C1. Reliable, Scalable, and Maintainable Applications - Part 3
Designing Data-Intensive Applications: The Big Ideas Behind Reliable, Scalable, and Maintainable Systems
Hello 👋 ,
Welcome to a new post!
Guys, we are growing 🥳! Thank you so much for your love. We are just getting started and this feels amazing. A growing community to me means more fun connecting with you guys but also a lot more accountability and discipline to deliver on what promised. So, if you don’t want me stop writing, share as much as possible (See what I did there? 😜).
Okay, back to the topic now. This is the last part of the first chapter of the first book in the first week of this blog. Complex, isn’t it? That’s the topic for today Maintenance.
In previous post we covered reliability (Part I), and scalability (Part II), if you missed them, go and read them first it will not take more than 10 mins (Duh! That’s like the whole point of this newsletter!).
*Click on the title to read in browser. IMO, it’s better experience.
Maintainability
What is maintenance?
Fixing bugs, keeping system operational, investigating failures, using new platforms, modifying for a new use case, repaying technical debt (something you said, "I will do as fast follow up" but never did), and adding new features - all these activities constitutes maintenance.
If a company had 100$ for building and maintaining software, they will spend 67$ on maintenance and rest all the activities such as requirement analysis, design, development, and testing will cost just 33$.
What I am trying to say is, most of the cost of software industry is in its maintenance not in development.
What are the design principles for minimizing operational pain?
Operability - Making life easy for operations
Simplicity - Managing complexity
Evolvability - Making change easy
Operability: Making Life Easy for Operations
What is operability?
Make it easy for operations teams to keep the system running smoothly.
Good operations can often work around the limitations of bad (or incomplete) software, but good software cannot run reliably with bad operations.
What are the responsibilities of operations team?
Monitoring health of the system and recovering fast
Root causing the problem
Keeping software & platforms up to date including security patches
Keeping tabs on services you are interacting with
Anticipating future problems and solving them before they occur (e.g. capacity planning)
Good documentation
The responsibilities can be seen as requirements and following items are action items on them
How can we achieve these?
Systems should be mundane and boring. The surprises leads to heavy maintenance.
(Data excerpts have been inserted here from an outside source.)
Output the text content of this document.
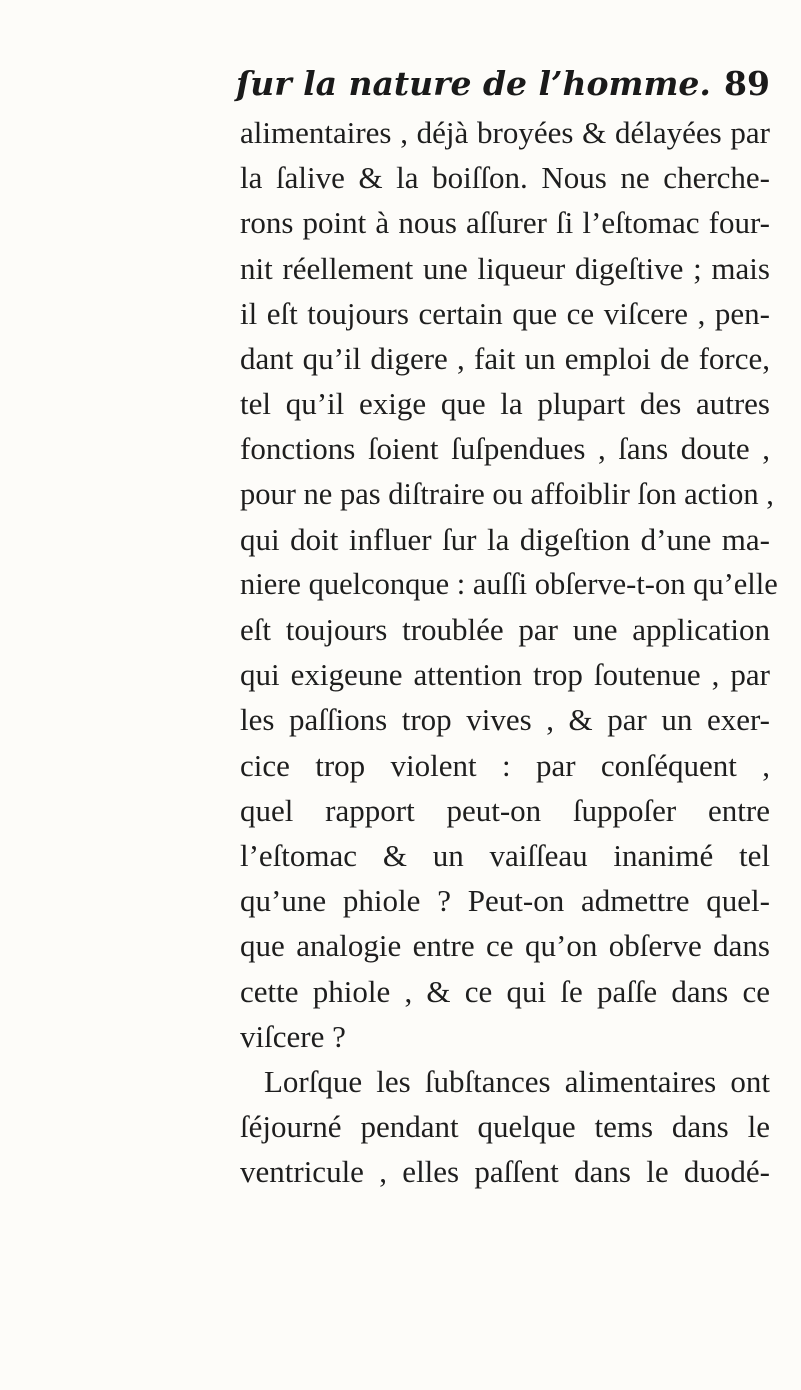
ſur la nature de l’homme. 89
alimentaires , déjà broyées & délayées par
la ſalive & la boiſſon. Nous ne cherche-
rons point à nous aſſurer ſi l’eſtomac four-
nit réellement une liqueur digeſtive ; mais
il eſt toujours certain que ce viſcere , pen-
dant qu’il digere , fait un emploi de force,
tel qu’il exige que la plupart des autres
fonctions ſoient ſuſpendues , ſans doute ,
pour ne pas diſtraire ou affoiblir ſon action ,
qui doit influer ſur la digeſtion d’une ma-
niere quelconque : auſſi obſerve-t-on qu’elle
eſt toujours troublée par une application
qui exigeune attention trop ſoutenue , par
les paſſions trop vives , & par un exer-
cice trop violent : par conſéquent ,
quel rapport peut-on ſuppoſer entre
l’eſtomac & un vaiſſeau inanimé tel
qu’une phiole ? Peut-on admettre quel-
que analogie entre ce qu’on obſerve dans
cette phiole , & ce qui ſe paſſe dans ce
viſcere ?
Lorſque les ſubſtances alimentaires ont
ſéjourné pendant quelque tems dans le
ventricule , elles paſſent dans le duodé-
Provide visibility via metric dashboards (monitoring), monitoring runtime behaviour and internal of the system
Design system to work with standard tools automation and integration options
Good documentation and standard operating procedure (SOP) wikis
Self-healing system with allowed manual control over system state by admin
Tip: Automation & good documentation go long way. Identify recurring problem in your system automate it. Repeat it. Sometimes the recurring problem is big enough to provide you opportunity for re-architecture. (I know what you are thinking, so, I will say it out laud "and then promotion (bang on)" 😝 )
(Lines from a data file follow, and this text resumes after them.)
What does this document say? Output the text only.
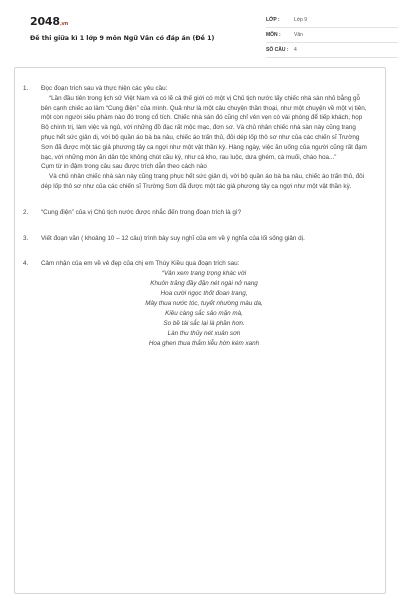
2048.vn
Đề thi giữa kì 1 lớp 9 môn Ngữ Văn có đáp án (Đề 1)
LỚP :	Lớp 9
MÔN :	Văn
SỐ CÂU :	4
1.	Đọc đoạn trích sau và thực hiện các yêu cầu:

“Lần đầu tiên trong lịch sử Việt Nam và có lẽ cả thế giới có một vị Chủ tịch nước lấy chiếc nhà sàn nhỏ bằng gỗ bên cạnh chiếc ao làm “Cung điện” của mình. Quả như là một câu chuyện thần thoại, như một chuyện về một vị tiên, một con người siêu phàm nào đó trong cổ tích. Chiếc nhà sàn đó cũng chỉ vẻn vẹn có vài phòng để tiếp khách, họp Bộ chính trị, làm việc và ngủ, với những đồ đạc rất mộc mạc, đơn sơ. Và chủ nhân chiếc nhà sàn này cũng trang phục hết sức giản dị, với bộ quần áo bà ba nâu, chiếc áo trấn thủ, đôi dép lốp thô sơ như của các chiến sĩ Trường Sơn đã được một tác giả phương tây ca ngợi như một vật thần kỳ. Hàng ngày, việc ăn uống của người cũng rất đạm bạc, với những món ăn dân tộc không chút cầu kỳ, như cá kho, rau luộc, dưa ghém, cà muối, cháo hoa...”

Cụm từ in đậm trong câu sau được trích dẫn theo cách nào

Và chủ nhân chiếc nhà sàn này cũng trang phục hết sức giản dị, với bộ quần áo bà ba nâu, chiếc áo trấn thủ, đôi dép lốp thô sơ như của các chiến sĩ Trường Sơn đã được một tác giả phương tây ca ngợi như một vật thần kỳ.

2.	“Cung điện” của vị Chủ tịch nước được nhắc đến trong đoạn trích là gì?

3.	Viết đoạn văn ( khoảng 10 – 12 câu) trình bày suy nghĩ của em về ý nghĩa của lối sống giản dị.

4.	Cảm nhận của em về vẻ đẹp của chị em Thúy Kiều qua đoạn trích sau:

“Vân xem trang trọng khác vời
Khuôn trăng đầy đặn nét ngài nở nang
Hoa cười ngọc thốt đoan trang,
Mây thua nước tóc, tuyết nhường màu da,
Kiều càng sắc sảo mặn mà,
So bề tài sắc lại là phần hơn.
Làn thu thủy nét xuân sơn
Hoa ghen thua thắm liễu hờn kém xanh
Simplicity: Managing Complexity
What is simplicity?
It is opposite of complexity 😝. Coming to that next.
Basically, you start with small and beautiful codebase then making change becomes complex and slows down everyone, further increasing the cost of maintenance. Also called as big ball of mud.
What is complexity?
Complexity is anything related to the structure of a software system that makes it hard to understand and modify the system.
What are the symptoms of complexity?
Concepts can be simply explained with engineer's day to day dialogues. I bet you have said at least one of them along with nice words obviously 🤬🤬.
Change amplification - "I make a change here and something else breaks there"
Cognitive load - "Why is it so difficult to understand?", "Don't we have simpler explanation for all of this?", "Why do I need to know and test so many things for making a simple change?"
Unknown Unknown - "I don't even know what to do make this thing work"
What are the causes of complexity?
Dependencies - When given piece of code cannot be understood and modified in isolation; the code relates in some way to other code, and the other code must be considered and/or modified if the given code is changed
Obscurity - Tribal knowledge (only few people know about things), poor documentation, and un-clean code anything which doesn't provide you answers to your questions easily can be classified under this category
How to manage complexity?
The best tool we have to manage the complexity is abstraction.
My way to put it - The easiest way to understand the abstraction is being a lazy guy - "I don't care how you do it, just give me the result". For example, when writing to a file in a program you don't care on which block it is being stored, is it being stored on SSD or HDD - nothing. Everything is just handled by the high level language and operating system APIs.
But defining such good abstractions is a difficult task. Through out these posts, we will look for good abstractions which can be reused as components in our own designs.
Note - Though the book explains this section pretty well. I re-wrote this as summary from another amazing book “A Philosophy of Software Design” by John Ousterhout. Concepts are same but explanation is concise and clear.
Evolvability: Making Change Easy
The only thing constant is change.
What level of evolvability will be dealt in this series?
Change in business priorities, new feature requests, legal or regulatory requirements change, growth of the system forces architectural changes.
The methods such as TTD & refactoring are applied at source code level, a few files
In this book we try to apply refactoring at architecture level e.g. If you want to convert your single writer blog into a writing platform such as substack, how will you do that?